Movies begin their journeys to the screen in a number of different ways -- as spec scripts from outside writers, as adaptations of best-selling material from other media (books, plays, comics, old TV shows) to which a studio or producer has acquired the rights, or as properties developed by talent (actors and directors) as projects for themselves. If a project begins life in one of the latter two ways, then the script “rules” tend to be loosened. If it takes three hours to tell the story of a particular best-selling novel, then a studio will let both the script and the film run that long (if doing so will make the film a gigantic hit). And if a highly sought-after star’s or director’s pet project runs long, the studio will allow it to run long in direct proportion to how much that particular talent’s name is worth at the box office. But when it comes to original pieces of material, the rules tend to be adhered to pretty strictly (at least in the initial evaluation stage). Besides the usual concerns about budgets (the cost of a film rises exponentially the longer it runs) and the desire to make movies as short a possible (so that they can be screened as many times a day as possible), there is another and I think extremely legitimate reason for this.

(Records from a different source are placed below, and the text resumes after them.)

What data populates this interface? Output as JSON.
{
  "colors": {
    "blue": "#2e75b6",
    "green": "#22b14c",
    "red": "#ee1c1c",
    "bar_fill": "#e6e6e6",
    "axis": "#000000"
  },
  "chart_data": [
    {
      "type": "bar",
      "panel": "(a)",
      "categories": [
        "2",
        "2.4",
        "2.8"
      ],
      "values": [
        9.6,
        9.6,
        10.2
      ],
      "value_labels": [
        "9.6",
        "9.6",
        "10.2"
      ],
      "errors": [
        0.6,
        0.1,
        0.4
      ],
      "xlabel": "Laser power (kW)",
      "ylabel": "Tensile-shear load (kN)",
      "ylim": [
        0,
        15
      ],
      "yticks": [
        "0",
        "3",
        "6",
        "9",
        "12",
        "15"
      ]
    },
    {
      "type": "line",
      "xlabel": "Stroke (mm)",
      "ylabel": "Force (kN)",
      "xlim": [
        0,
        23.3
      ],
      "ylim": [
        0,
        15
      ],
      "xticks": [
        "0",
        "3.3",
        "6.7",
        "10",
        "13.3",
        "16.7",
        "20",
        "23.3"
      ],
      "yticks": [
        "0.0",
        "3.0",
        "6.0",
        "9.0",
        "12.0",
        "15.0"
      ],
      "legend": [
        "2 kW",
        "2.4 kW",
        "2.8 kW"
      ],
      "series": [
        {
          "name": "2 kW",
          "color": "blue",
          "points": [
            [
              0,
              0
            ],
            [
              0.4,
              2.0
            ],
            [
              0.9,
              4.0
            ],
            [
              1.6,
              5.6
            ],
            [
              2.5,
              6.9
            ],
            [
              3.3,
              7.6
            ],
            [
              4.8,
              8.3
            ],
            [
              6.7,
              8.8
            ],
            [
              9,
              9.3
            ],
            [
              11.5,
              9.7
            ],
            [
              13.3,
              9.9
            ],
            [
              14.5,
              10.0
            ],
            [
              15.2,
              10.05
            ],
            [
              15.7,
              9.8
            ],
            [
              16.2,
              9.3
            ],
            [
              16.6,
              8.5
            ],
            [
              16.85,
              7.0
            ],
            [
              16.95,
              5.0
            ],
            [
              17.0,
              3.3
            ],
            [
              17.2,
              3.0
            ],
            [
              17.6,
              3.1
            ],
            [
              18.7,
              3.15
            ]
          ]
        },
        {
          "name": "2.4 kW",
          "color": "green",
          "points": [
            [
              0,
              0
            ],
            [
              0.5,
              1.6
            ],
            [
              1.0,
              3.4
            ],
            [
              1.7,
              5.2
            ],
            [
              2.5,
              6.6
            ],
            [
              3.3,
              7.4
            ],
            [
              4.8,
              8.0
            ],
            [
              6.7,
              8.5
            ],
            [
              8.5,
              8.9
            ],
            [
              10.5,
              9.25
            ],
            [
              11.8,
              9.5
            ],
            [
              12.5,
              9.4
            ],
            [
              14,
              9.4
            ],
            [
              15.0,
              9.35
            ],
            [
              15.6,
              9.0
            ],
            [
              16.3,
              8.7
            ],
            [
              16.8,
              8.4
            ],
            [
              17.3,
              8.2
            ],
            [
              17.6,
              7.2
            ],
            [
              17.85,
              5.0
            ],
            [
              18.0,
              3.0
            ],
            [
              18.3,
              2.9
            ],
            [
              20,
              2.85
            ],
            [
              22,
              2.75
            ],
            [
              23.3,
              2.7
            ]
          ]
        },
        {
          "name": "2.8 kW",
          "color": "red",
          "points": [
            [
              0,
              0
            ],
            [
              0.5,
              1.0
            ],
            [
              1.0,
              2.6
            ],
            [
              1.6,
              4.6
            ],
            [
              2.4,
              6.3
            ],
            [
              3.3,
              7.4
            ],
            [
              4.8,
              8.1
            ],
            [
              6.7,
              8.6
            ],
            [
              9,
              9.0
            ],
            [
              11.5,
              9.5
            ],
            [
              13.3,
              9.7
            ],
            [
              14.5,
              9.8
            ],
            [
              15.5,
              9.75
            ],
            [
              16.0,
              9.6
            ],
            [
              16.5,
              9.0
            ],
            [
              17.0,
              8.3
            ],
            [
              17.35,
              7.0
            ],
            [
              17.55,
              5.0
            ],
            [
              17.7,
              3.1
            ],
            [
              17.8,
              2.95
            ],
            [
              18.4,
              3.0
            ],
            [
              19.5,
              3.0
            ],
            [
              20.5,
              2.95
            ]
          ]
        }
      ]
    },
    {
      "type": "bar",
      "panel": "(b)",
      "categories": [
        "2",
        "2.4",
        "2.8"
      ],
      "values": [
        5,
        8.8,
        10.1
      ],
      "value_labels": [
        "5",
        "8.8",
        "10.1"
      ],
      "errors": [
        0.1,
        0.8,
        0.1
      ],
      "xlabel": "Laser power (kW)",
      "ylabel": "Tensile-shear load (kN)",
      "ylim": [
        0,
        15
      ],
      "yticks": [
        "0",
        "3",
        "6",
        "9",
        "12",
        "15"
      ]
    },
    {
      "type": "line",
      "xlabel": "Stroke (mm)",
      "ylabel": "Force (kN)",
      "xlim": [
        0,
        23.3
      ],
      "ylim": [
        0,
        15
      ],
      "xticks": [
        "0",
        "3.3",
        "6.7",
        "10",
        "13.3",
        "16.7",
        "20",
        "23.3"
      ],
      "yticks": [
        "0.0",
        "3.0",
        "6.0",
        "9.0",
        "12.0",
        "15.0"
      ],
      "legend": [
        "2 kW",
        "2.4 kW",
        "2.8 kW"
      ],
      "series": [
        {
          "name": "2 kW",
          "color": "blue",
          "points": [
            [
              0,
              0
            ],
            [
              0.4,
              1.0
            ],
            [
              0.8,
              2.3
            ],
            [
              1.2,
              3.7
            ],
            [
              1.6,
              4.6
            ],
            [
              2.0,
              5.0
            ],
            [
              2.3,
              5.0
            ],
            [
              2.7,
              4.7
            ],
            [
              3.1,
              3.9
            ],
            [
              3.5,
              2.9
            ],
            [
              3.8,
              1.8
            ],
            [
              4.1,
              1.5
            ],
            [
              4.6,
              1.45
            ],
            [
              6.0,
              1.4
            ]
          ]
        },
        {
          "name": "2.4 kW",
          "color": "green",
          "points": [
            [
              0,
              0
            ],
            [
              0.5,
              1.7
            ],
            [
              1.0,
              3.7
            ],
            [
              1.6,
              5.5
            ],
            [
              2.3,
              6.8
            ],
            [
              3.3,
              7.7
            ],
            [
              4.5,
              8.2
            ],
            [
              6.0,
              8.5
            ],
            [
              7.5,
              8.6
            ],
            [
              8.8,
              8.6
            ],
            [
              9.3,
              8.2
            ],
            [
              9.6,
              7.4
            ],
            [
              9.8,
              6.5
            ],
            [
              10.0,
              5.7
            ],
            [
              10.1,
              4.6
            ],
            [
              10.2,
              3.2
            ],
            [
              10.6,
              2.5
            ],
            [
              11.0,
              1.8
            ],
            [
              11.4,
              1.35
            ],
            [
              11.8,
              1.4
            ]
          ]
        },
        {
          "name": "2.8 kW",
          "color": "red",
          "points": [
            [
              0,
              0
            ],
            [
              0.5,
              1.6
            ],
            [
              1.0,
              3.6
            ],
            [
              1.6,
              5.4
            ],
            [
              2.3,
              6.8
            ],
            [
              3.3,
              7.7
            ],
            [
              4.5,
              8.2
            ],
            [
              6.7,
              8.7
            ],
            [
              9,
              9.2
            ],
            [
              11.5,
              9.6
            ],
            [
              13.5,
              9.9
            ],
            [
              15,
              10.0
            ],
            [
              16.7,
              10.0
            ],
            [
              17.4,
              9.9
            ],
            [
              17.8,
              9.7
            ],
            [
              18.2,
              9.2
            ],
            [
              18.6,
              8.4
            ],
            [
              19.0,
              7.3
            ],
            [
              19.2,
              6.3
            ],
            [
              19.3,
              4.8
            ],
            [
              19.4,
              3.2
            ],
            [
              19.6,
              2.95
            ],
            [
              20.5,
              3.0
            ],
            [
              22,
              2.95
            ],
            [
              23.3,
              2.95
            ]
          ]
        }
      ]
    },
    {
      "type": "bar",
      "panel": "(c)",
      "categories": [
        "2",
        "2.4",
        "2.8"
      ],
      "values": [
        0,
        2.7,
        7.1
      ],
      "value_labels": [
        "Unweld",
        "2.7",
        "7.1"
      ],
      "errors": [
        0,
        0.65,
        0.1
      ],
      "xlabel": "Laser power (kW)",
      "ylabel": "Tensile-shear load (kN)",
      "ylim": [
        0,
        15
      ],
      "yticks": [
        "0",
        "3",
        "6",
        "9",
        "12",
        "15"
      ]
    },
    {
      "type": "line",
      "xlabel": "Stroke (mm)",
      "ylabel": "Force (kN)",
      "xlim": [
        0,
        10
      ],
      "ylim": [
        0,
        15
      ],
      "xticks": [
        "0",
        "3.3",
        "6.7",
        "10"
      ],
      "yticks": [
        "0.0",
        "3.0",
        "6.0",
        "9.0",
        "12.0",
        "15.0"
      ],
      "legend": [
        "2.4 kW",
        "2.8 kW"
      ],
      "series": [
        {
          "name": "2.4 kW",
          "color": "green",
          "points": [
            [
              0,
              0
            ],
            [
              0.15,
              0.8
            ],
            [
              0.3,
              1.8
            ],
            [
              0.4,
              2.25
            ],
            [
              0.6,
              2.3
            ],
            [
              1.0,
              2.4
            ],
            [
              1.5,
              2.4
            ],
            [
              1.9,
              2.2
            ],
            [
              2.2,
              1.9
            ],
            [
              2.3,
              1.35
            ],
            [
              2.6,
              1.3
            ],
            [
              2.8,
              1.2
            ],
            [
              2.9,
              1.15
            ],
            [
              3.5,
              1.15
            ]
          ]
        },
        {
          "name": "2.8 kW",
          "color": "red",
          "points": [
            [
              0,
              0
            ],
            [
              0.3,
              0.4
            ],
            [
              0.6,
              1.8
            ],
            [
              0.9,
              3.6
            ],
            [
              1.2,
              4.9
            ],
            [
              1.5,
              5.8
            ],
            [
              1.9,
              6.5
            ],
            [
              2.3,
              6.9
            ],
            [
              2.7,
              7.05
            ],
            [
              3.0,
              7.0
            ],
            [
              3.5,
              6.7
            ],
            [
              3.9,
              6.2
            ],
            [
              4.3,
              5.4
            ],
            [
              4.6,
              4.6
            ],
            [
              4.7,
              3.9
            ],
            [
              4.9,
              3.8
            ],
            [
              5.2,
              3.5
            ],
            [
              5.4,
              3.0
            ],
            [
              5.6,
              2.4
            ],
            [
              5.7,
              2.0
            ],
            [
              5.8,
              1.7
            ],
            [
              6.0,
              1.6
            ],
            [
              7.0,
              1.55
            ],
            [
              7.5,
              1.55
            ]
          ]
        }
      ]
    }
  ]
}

A spec script is an original story conceived directly for the screen. To attempt one, a writer needs to have a firm understanding of the parameters of cinematic storytelling. For many reasons, both creative and practical, it is generally accepted that the running time of the average commercial narrative film should be somewhere between 90 and 120 minutes, so a screenwriter needs to figure out how to tell his/her story in that amount of time. The existence of the thousands and thousands of feature films made over the past 90 years proves it is possible to do so, and numerous paradigms and guidelines have emerged that, if followed, can help a writer get the job done. So when anyone involved in motion picture story development picks up a script that runs longer than 120 pages, he or she is going to assume that the writer couldn’t get the job done and that the script is either going to be poorly structured or contain lots of extraneous material -- or both. And 99 times out of 100, that development professional is going to be right.
Now, you may indeed have a story that truly justifies a page-length longer than 120 pages and if you do, then the reader will recognize this and is not going to penalize you for running long -- after all, a great story is a great story. But just make sure that you aren’t fooling yourself, because I warn you that in all of the years that I have been reading and analyzing specs, I have only once come across one that ran longer than 120 pages and deserved to. The rest all needed to be seriously restructured or else have 10 or 15 pages chopped out of them.
Ultimately I think the lesson here is that you have to be as ruthless in editing and streamlining your work as you possibly can be, because if you don’t, someone else will be. The difference is that if you do it, you’ll end up with a leaner, tighter, and probably better script. If someone else does it, all you’ll end up with is a PASS. As my old high school English teacher, Sister Catherine, always used to say: “Brevity is a virtue.” And, as she also used to say: “Listen to Sister Catherine.”